TIRANA, Aug. 15 – Net profits for the state-run Alpetrol oil company during the first seven months of this year exceeded 1 million dollars. Ferdinand Murati, the director of the company which is in the final stage of concluding its privatization procedures tells reporters Albpetrol’s profit in January-July 2011 rose to 1.1 million dollars, up from 580,000 dollars in the same period last year. Oil production during the first half of this year also rose to 427,000 tonnes and is expected to reach 870,000 tonnes by the end of this year, compared to 726,000 tonnes during the whole of 2009.
US-based Patton Boggs, which last year was selected as an international consultant for Albpetrol’s sale has already prepared a report on the method of privatization but the company’s market value has not been determined yet. Murati says an audit firm will soon be selected to assess the value of the company’s assets.
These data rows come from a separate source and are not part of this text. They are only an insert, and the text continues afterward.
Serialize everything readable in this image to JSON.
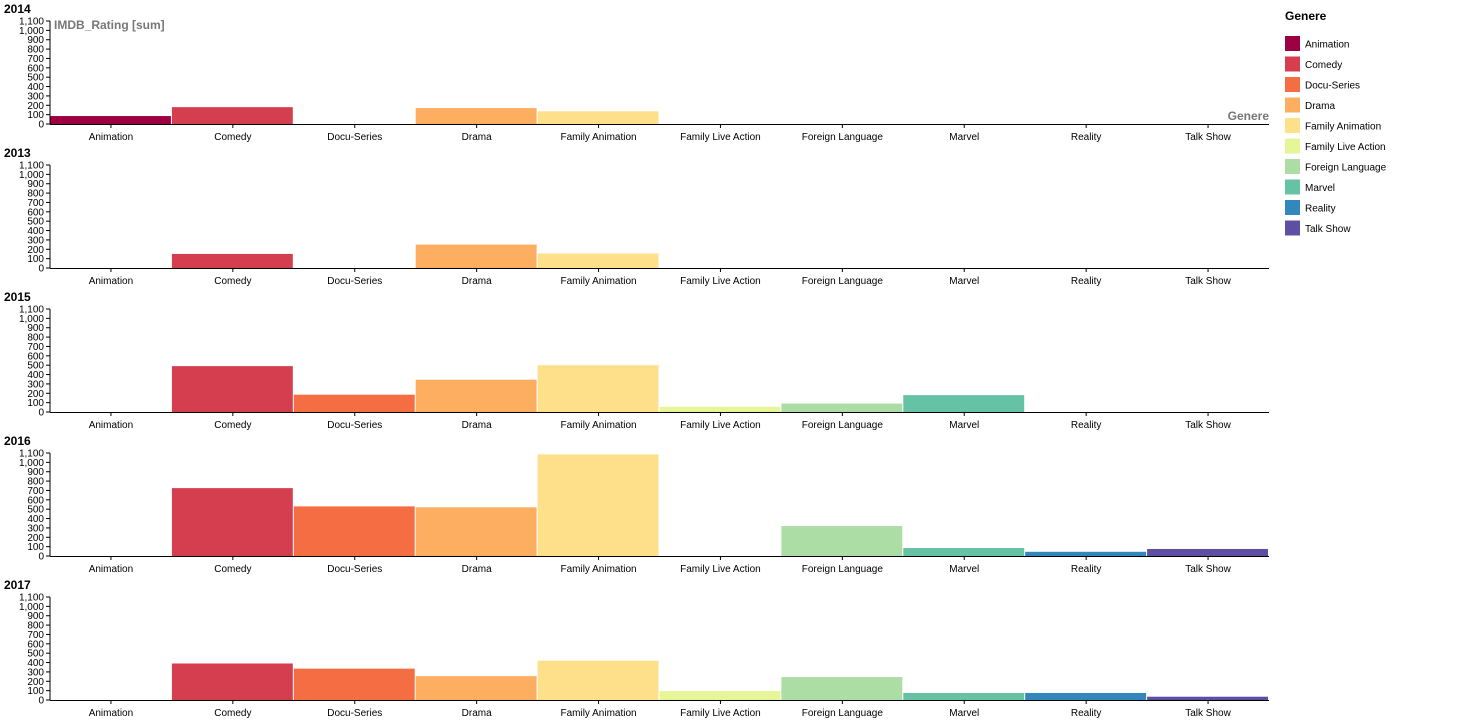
{
  "legend": {
    "title": "Genere"
  },
  "chart_data": {
    "type": "bar",
    "y_axis_title": "IMDB_Rating [sum]",
    "x_axis_title": "Genere",
    "ylim": [
      0,
      1100
    ],
    "yticks": [
      0,
      100,
      200,
      300,
      400,
      500,
      600,
      700,
      800,
      900,
      1000,
      1100
    ],
    "ytick_labels": [
      "0",
      "100",
      "200",
      "300",
      "400",
      "500",
      "600",
      "700",
      "800",
      "900",
      "1,000",
      "1,100"
    ],
    "categories": [
      "Animation",
      "Comedy",
      "Docu-Series",
      "Drama",
      "Family Animation",
      "Family Live Action",
      "Foreign Language",
      "Marvel",
      "Reality",
      "Talk Show"
    ],
    "colors": [
      "#9e0142",
      "#d53e4f",
      "#f46d43",
      "#fdae61",
      "#fee08b",
      "#e6f598",
      "#abdda4",
      "#66c2a5",
      "#3288bd",
      "#5e4fa2"
    ],
    "grid": false,
    "legend_position": "right",
    "panels": [
      {
        "title": "2014",
        "values": [
          85,
          180,
          0,
          170,
          135,
          0,
          0,
          0,
          0,
          0
        ]
      },
      {
        "title": "2013",
        "values": [
          0,
          150,
          0,
          250,
          155,
          0,
          0,
          0,
          0,
          0
        ]
      },
      {
        "title": "2015",
        "values": [
          0,
          490,
          185,
          345,
          500,
          55,
          90,
          180,
          0,
          0
        ]
      },
      {
        "title": "2016",
        "values": [
          0,
          725,
          530,
          520,
          1085,
          0,
          320,
          85,
          45,
          75
        ]
      },
      {
        "title": "2017",
        "values": [
          0,
          390,
          335,
          255,
          420,
          95,
          245,
          75,
          75,
          35
        ]
      }
    ]
  }
}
Albpetrol Sh.a. is a 100 percent state-owned company experienced in oil and natural gas extraction. Albpetrol was set up in 1999 after the split of the state-run Albanian Petroleum Corporation (APC).
Last year, Canadian-based Bankers Petroleum oil and gas exploration company expressed its interest in buying Albpetrol. In March 2011, Bankers took over production and royalty payments for all remaining Albpetrol active well production and also the expansion of the project area and development plan to include all of the contract area of the Patos-Marinza oilfield concession.
Along with the insurance company INSIG, Albpetrol is one of the few remaining fully state owned assets. The government has identified 1,280 public assets including strategic enterprises which it intends to privatize by the end of this year. The privatization list includes remaining state owned shares in strategic oil, and phone companies, small hydropower plants, military facilities and small and medium-sized enterprisesطith the exception of big hydropower plants and dams, schools, hospitals and public buildings and offices which will remain under state ownership.